The bad news is that even as Metro scrambles to maintain service, storm clouds continue to gather over its long-term financial and operational health. For one thing, the $1.46 billion budget that Mr. Sarles has proposed for the fiscal year starting in July would meet current maintenance needs partly by raiding $30 million from the pot of money that's supposed to pay for upgraded trains, buses, equipment and facilities. Granted, that's just 5 percent of annual capital spending. But for a transit agency whose infrastructure is as aging and accident-prone as Metro's, it's a foolish move and creates a budgetary hole that will be difficult to fill in the future.

Mr. Sarles was apparently led to this budgetary gimmickry mainly by foot-dragging by one of Metro's funding partners, the state of Maryland. Virginia and the District have indicated that they're prepared to find additional funds so that Metro needn't raid its capital budget. But Annapolis insists it's already ponying up $14 million more next year (bringing its subsidy for Metro to $230 million) and that it will go no higher. The trouble is, much of that $14 million is for services rendered -- namely, more residents of Montgomery and Prince George's counties using MetroAccess, the agency's service for passengers with disabilities. It's troubling that Maryland won't dig slightly deeper to safeguard Metro's future. The overall trend is that Metro is relying more heavily on passenger fares as its three jurisdictional partners become increasingly tight-fisted.

It's equally disturbing that Maryland appears to be edging away from its promise to meet Metro's long-term infrastructure needs, which are estimated at $11 billion over the next decade. Already, even with a commitment from the feds to contribute $1.5 billion of that sum, Metro looked hard-pressed to raise even $8 billion of the $11 billion. Earlier this month, Maryland said it would defer for two years a $28 million payment that had been due in 2010.

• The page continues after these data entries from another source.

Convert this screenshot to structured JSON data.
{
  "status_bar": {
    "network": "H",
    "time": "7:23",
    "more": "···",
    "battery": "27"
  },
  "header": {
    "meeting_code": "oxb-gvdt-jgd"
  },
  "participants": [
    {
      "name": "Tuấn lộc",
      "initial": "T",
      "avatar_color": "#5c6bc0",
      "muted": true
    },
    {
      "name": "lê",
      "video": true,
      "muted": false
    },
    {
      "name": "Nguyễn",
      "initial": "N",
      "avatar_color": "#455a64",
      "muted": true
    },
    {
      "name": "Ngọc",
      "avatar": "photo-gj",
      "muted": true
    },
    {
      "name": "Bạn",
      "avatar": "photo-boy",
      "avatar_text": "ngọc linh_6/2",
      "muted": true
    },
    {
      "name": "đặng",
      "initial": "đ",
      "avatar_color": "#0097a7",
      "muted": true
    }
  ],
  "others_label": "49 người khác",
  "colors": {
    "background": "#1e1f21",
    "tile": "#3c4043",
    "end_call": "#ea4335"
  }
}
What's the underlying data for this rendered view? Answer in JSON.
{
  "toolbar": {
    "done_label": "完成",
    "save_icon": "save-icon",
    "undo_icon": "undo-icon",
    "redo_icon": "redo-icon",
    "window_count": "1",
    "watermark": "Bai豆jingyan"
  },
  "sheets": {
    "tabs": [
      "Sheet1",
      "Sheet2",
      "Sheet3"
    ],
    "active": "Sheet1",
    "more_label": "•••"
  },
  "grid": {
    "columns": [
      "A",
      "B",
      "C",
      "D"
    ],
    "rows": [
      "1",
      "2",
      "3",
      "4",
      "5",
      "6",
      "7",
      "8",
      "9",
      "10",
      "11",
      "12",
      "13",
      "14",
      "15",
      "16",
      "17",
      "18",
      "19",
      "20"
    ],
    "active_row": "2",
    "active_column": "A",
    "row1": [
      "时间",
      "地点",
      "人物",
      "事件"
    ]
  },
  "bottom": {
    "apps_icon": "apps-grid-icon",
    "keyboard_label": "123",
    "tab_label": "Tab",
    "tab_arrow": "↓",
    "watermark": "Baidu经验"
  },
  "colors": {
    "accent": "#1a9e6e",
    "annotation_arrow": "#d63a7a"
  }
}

Officials in Gov. Martin O'Malley's administration say Metro is not spending money on infrastructure fast enough to require that Annapolis cut checks right now. But Metro officials, mindful of tighter local and federal funding for transit, have already taken an ax to long-term infrastructure spending, including replacements for antiquated trains and buses. In its latest projections, Metro slashed its capital budget for the next six years by almost 10 percent, to about $4.6 billion, making it increasingly unlikely that it will reach the 10-year, $11 billion target for modernizing the system. Metro, sorry to say, is on a slippery slope, and Maryland is pushing it downhill.